A haven for the kind of biodiversity normally only seen on David Attenborough shows, a good dive can yield pugnacious wrasses, graceful manta and eagle rays, roving patrols of barracuda, beefy bluefin tuna, serene hawksbill turtles, prehistoric nautilidae, and several species of reef shark.
2. The California Kelp Forests, USA
A rich, underwater pasture hugging the North American coast, the kelp forests of the North Pacific are about as useful for the planet as any ecosystem on Earth. The giant, vertical fronds, nicknamed “sequoias of the sea”, harbour scores of endangered species, from sea otters to juvenile grey whales, and produce algae that can be used as biofuel. The plants are also extremely effective at absorbing and storing carbon dioxide emissions, and boost water oxygen levels via photosynthesis.
The shores of California give way to some of the thickest greenery in the seas, but these aquatic arboretums are under severe threat from pollution, increased salinity, and a plague of ravenous purple sea urchins.

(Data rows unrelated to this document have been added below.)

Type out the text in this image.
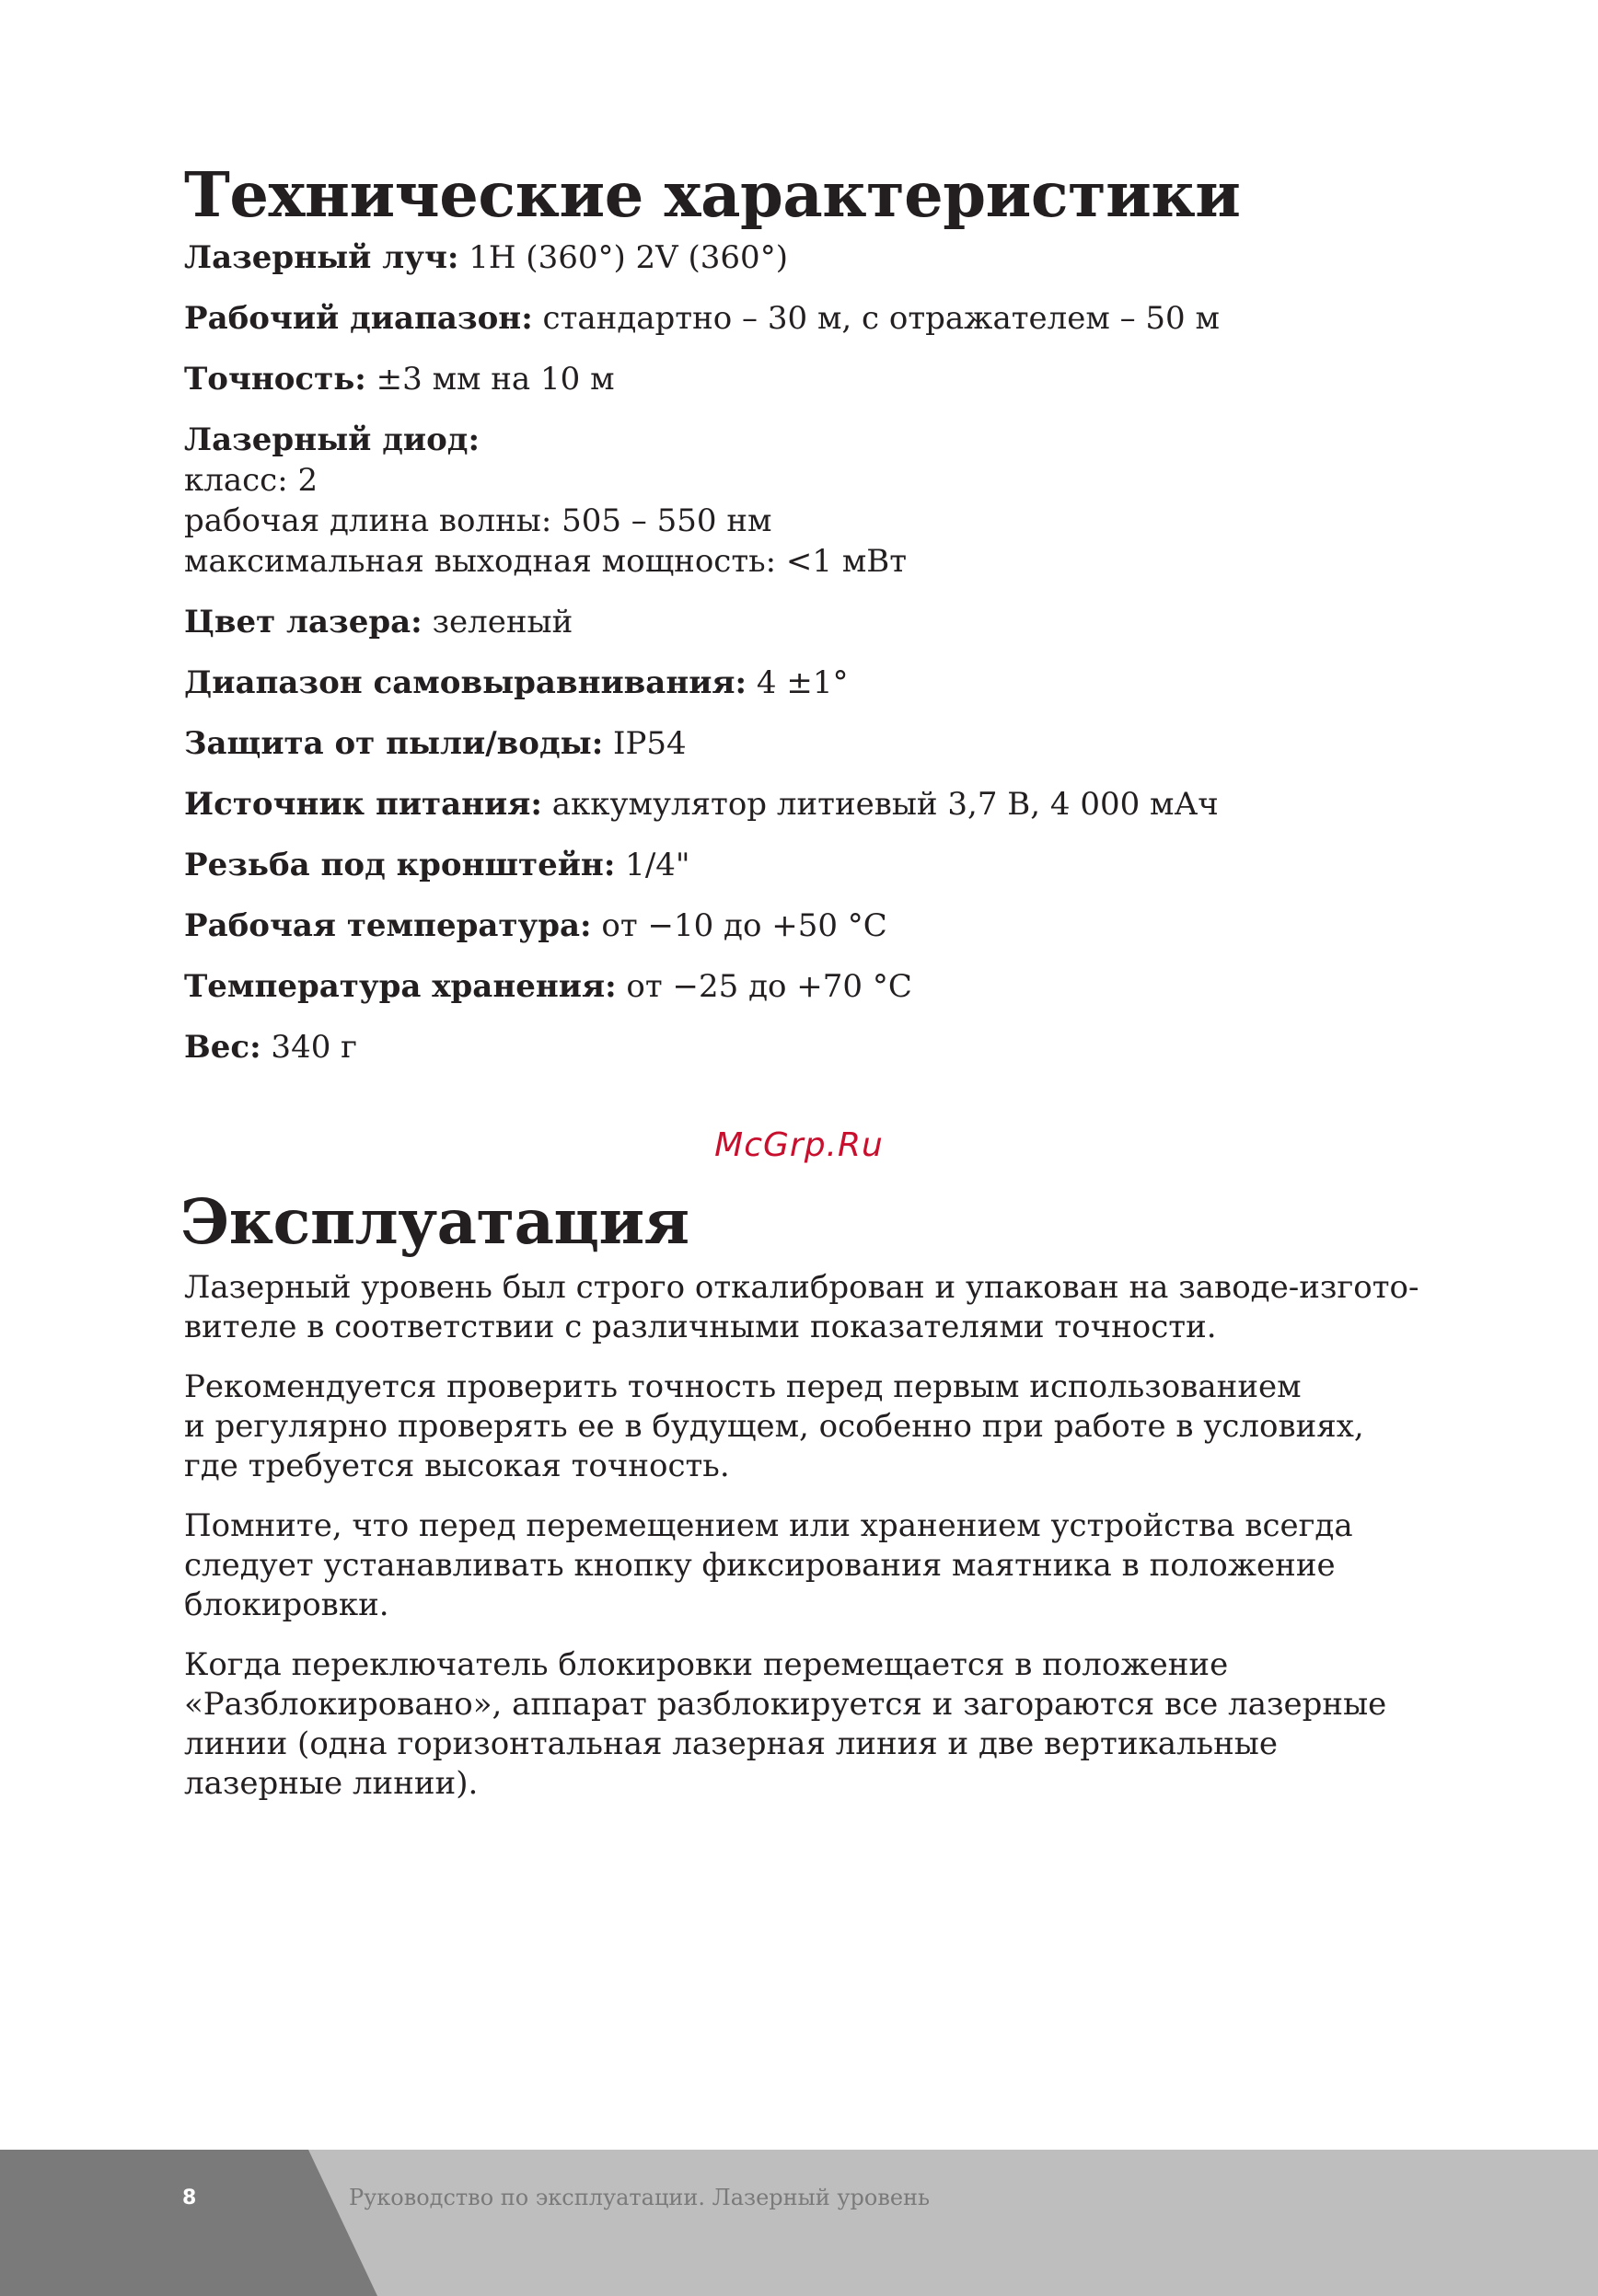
Технические характеристики

Лазерный луч: 1H (360°) 2V (360°)

Рабочий диапазон: стандартно – 30 м, с отражателем – 50 м

Точность: ±3 мм на 10 м

Лазерный диод:
класс: 2
рабочая длина волны: 505 – 550 нм
максимальная выходная мощность: <1 мВт

Цвет лазера: зеленый

Диапазон самовыравнивания: 4 ±1°

Защита от пыли/воды: IP54

Источник питания: аккумулятор литиевый 3,7 В, 4 000 мАч

Резьба под кронштейн: 1/4"

Рабочая температура: от −10 до +50 °С

Температура хранения: от −25 до +70 °С

Вес: 340 г

McGrp.Ru
Эксплуатация

Лазерный уровень был строго откалиброван и упакован на заводе-изгото-
вителе в соответствии с различными показателями точности.

Рекомендуется проверить точность перед первым использованием
и регулярно проверять ее в будущем, особенно при работе в условиях,
где требуется высокая точность.

Помните, что перед перемещением или хранением устройства всегда
следует устанавливать кнопку фиксирования маятника в положение
блокировки.

Когда переключатель блокировки перемещается в положение
«Разблокировано», аппарат разблокируется и загораются все лазерные
линии (одна горизонтальная лазерная линия и две вертикальные
лазерные линии).

8	Руководство по эксплуатации. Лазерный уровень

3. The Silfra Fissure, Iceland
As fascinating to geologists as oceanographers, the Silfra fissure has the extraordinary distinction of dividing two great continents, plunging as it does between the North American and Eurasian tectonic plates. The water in the trench has spent at least three decades filtering through porous underground lava before rising to the surface, leading to possibly the purest, clearest lagoon anywhere on Earth. A bucket list destination for divers, Silfra sports visibility of up to 100 metres, and remains between 2 and 4°C all year round.
The ecosystem is so extraordinary that only one species of fish lives there – the arctic char, often found loitering among the rocks of the fissure’s deep recesses.

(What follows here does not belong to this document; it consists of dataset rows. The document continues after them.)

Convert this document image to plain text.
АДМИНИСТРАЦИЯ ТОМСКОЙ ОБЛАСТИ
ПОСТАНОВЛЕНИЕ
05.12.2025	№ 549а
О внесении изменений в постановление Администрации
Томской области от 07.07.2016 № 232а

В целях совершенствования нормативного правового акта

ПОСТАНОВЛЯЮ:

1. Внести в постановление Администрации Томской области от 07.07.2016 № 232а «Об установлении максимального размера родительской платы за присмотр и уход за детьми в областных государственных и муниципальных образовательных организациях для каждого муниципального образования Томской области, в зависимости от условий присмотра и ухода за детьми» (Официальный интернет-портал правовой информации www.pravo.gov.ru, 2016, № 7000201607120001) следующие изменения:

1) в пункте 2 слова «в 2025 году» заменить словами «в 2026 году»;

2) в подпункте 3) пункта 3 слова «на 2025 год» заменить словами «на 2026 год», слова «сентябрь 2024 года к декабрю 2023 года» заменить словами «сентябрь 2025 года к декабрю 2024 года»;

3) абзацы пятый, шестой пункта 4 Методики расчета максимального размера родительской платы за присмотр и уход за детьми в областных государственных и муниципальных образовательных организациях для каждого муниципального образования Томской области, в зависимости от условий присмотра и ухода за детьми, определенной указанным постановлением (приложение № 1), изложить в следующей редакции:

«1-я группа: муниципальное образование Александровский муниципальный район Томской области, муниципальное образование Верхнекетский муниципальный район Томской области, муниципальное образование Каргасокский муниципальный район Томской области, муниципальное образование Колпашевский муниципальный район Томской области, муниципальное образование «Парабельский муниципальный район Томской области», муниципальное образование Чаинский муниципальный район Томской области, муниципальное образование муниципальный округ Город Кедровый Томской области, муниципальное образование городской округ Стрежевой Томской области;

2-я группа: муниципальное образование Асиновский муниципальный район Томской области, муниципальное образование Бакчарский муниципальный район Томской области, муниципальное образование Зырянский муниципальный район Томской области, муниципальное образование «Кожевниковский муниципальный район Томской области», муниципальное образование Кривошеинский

4. The Sundarbans Mangrove Forest, India
An amphibious ecosystem hugging the Indian-Bangladeshi border, the Sundarbans rank as the largest mangrove forest in the world, blending the murky green waters of the Ganges, Brahmaputra, and Meghna rivers into the clear blue Bay of Bengal.
Various aquatic creatures roam the waterways and mudflats, including beady-eyed crocodiles, seafaring Indian pythons, playful Irrawaddy dolphins, and the critically endangered river terrapin. Lording it over them all is the Bengal tiger – the only tiger population in the world native to mangroves – silently stalking its prey by both land and sea.

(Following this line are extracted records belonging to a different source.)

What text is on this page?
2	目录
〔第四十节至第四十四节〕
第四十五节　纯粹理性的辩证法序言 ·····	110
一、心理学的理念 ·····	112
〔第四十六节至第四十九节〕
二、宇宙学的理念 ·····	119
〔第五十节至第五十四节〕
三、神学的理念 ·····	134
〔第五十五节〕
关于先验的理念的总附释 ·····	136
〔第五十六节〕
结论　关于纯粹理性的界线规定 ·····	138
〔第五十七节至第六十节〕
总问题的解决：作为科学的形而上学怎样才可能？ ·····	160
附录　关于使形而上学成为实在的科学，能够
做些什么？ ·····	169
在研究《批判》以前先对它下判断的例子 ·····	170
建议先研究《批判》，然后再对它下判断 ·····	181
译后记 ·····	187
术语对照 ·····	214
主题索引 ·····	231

5. The Ross Ice Shelf, Antarctica
The world’s largest single body of ice, Antarctica’s Ross Ice Shelf covers an area of the Ross Sea roughly the same size as Spain, forming a roof up to 740 metres thick above a mysterious underwater world. What happens beneath the ice here influences sea levels and marine ecosystems far beyond the polar region, and houses an array of animals that belie its dark, frigid isolation.
The few scientists to have delved into the deep discovered a desolate, almost lunar-looking seabed. Much to their surprise, they also found several species of fish and shrimp-like crustaceans eking out a lightless existence in one of the most extreme habitats on Earth.